# movie2vec – Adapting Word Embeddings For Movies

The word2vec approach is an excellent example that a powerful method does not always come with high computational complexity and because the algorithm does not require any labels, training data can be obtained very easily, even for non-English languages. With asynchronous SGD, such a model can be trained on a corpus with millions of words in the vocabulary without spending weeks to wait for a good accuracy. Since there are already very good posts about the method, we do not describe it any further. But instead of focusing only on word embeddings, we use a more general approach [arxiv:1503.03578] to learn an embedding of data that can be represented as a graph.

In the last months, we progressively encountered problems because of the sparsity in the input data and missing descriptions. Thus, we decided to move our focus from feature-based learning to relation-based learning and more specifically, embeddings, because relations of tuples can be modeled efficiently even with sparse input data. More precisely, we treat each movie as a vertice in a graph that has edges to other vertices (movies) that model arbitrary relations between those movies. For instance, an edge could mean two movies have the same genre, theme or keywords in common. However, as a first step, we decided to use a more lightweight model that is using words to get to know the new method.

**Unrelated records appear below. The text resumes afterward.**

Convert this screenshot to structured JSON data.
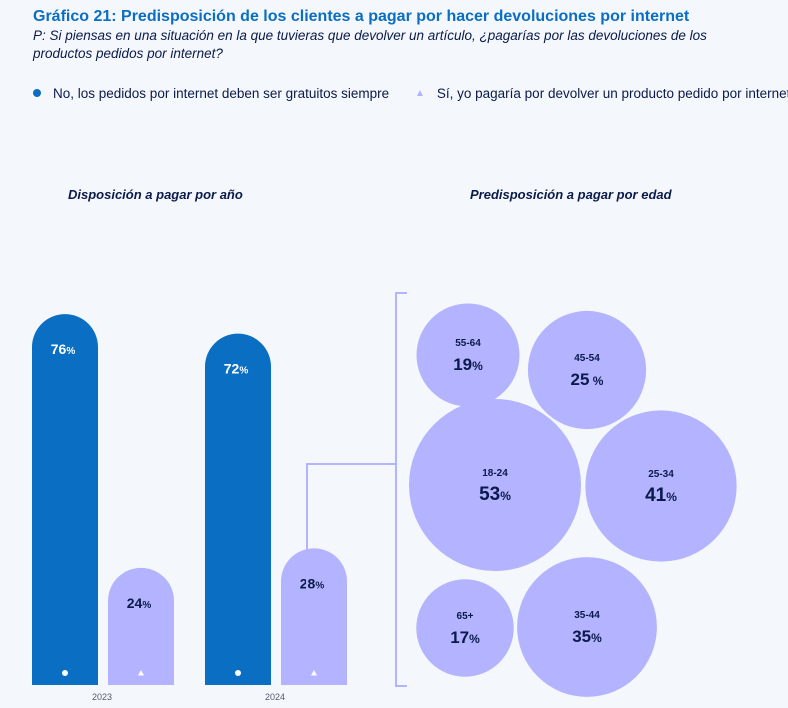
{
  "title": "Gráfico 21: Predisposición de los clientes a pagar por hacer devoluciones por internet",
  "question": "P: Si piensas en una situación en la que tuvieras que devolver un artículo, ¿pagarías por las devoluciones de los productos pedidos por internet?",
  "legend": {
    "no_label": "No, los pedidos por internet deben ser gratuitos siempre",
    "yes_label": "Sí, yo pagaría por devolver un producto pedido por internet"
  },
  "colors": {
    "no": "#0a6ec2",
    "yes": "#b3b3ff",
    "title": "#0a6ec2",
    "text": "#0b1a4a"
  },
  "chart_data": [
    {
      "type": "bar",
      "title": "Disposición a pagar por año",
      "categories": [
        "2023",
        "2024"
      ],
      "series": [
        {
          "name": "No, los pedidos por internet deben ser gratuitos siempre",
          "values": [
            76,
            72
          ],
          "labels": [
            "76%",
            "72%"
          ]
        },
        {
          "name": "Sí, yo pagaría por devolver un producto pedido por internet",
          "values": [
            24,
            28
          ],
          "labels": [
            "24%",
            "28%"
          ]
        }
      ],
      "ylim": [
        0,
        100
      ]
    },
    {
      "type": "bubble",
      "title": "Predisposición a pagar por edad",
      "categories": [
        "55-64",
        "45-54",
        "18-24",
        "25-34",
        "65+",
        "35-44"
      ],
      "values": [
        19,
        25,
        53,
        41,
        17,
        35
      ],
      "labels": [
        "19%",
        "25 %",
        "53%",
        "41%",
        "17%",
        "35%"
      ]
    }
  ]
}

The model can briefly describes as follows. The graph consists of vertices that represent plot words and an edge describes that the word pair (i,j) occur together. We use the inverse word frequency as weights for the edges (i->j): w[i], (j->i): w[j]. This is similar to a matrix factorization of the co-occurrence matrix, but with SGD the method scales much better to larger vocabularies. At the end, the model learns an embedding for each word in the feature space that resembles the proximity of words in the original space. To convert the word vectors to movies, we start with averaging all vectors for words which are present in a movie. This serves as a baseline for further experiments. Our base model consists of 4,450 words/vertices and 833,005/edges (* 2 to make the graph directed). With randomly drawn word samples, we tested that the embedding is reasonable (word + most similar words):

– class-reunion => faculty, reunions, campus, football-star

– possession => evil-possession, demonic-possession, supernatural-forces

– stock-car => nascar, car-racing, speed, racing, race-car

– tiger => elephant, lion, crocodile, animal

The results confirm that for words with a sufficient frequency, the embedding delivers a solid performance, but for some words, which are less frequent, it is noticeable that the number of edges was insufficient which lead to bizarre neighbors in the feature space. Since our training corpus is rather small, the issue can be addressed by collecting more movie meta data.

Bottom line, even with a small dataset we can learn a good model to relate words. However, in contrast to sentences, the meta data of movies has no order which is no problem, but requires to generate the training data differently. For instance a sentence that consists of four words

s=(w1, w2, w3, w4)

implies that word w2 is adjacent to word w3 and w1 but not to w4 and therefore there is no edge between w2 and w4. In case of a movie m={w1, w2, w3, w4} we need to consider **all** pairs of words as edges:

(w1, w2), (w1, w3), (w1, w4), (w2, w3), (w2, w4), (w3, w4)

but otherwise the training remains the same.

The problem with averaging the embedding vectors is that not every word contributes equally to the concepts of a movie. Thus, we evaluated the quality of our baseline with a simple classifier that predicts the genre with a simple soft-max model without any hidden layers. The first thing we noted during training was that the model converged very quickly, regardless of the chosen hyper-parameters. This is in indicator that the embedding already did a good job in disentangling various explaining factors in the input data. To check the expressive power of the embedding, we added a single hidden layer to the model but we found out that this does not improve the model which means that the embedding is descriptive but unable to explain some higher-order correlations. This is not surprising if we consider the simplicity of the method. Nevertheless, the soft-max model still delivers a good performance considered its simplicity.

Even though we can now better utilize the existing data, we still need a larger training set to tackle issues like the rare word problem. Furthermore, even if the averaging of vectors provides a good baseline, it is far from being optimal and needs to be replaced with a more powerful model. Despite these issues, we are pretty happy with the results because even such a simple model is already very versatile with applications in clustering and classification.

At the end, we can say that the new direction in our research already helped a lot to see the current issues from different perspectives and we are positive that we can extend the basic model into a more powerful one that improves the representational power of movie vectors. On top of our wish list is to use recurrent networks to convert a sequence of word vectors into a fixed representation of a movie.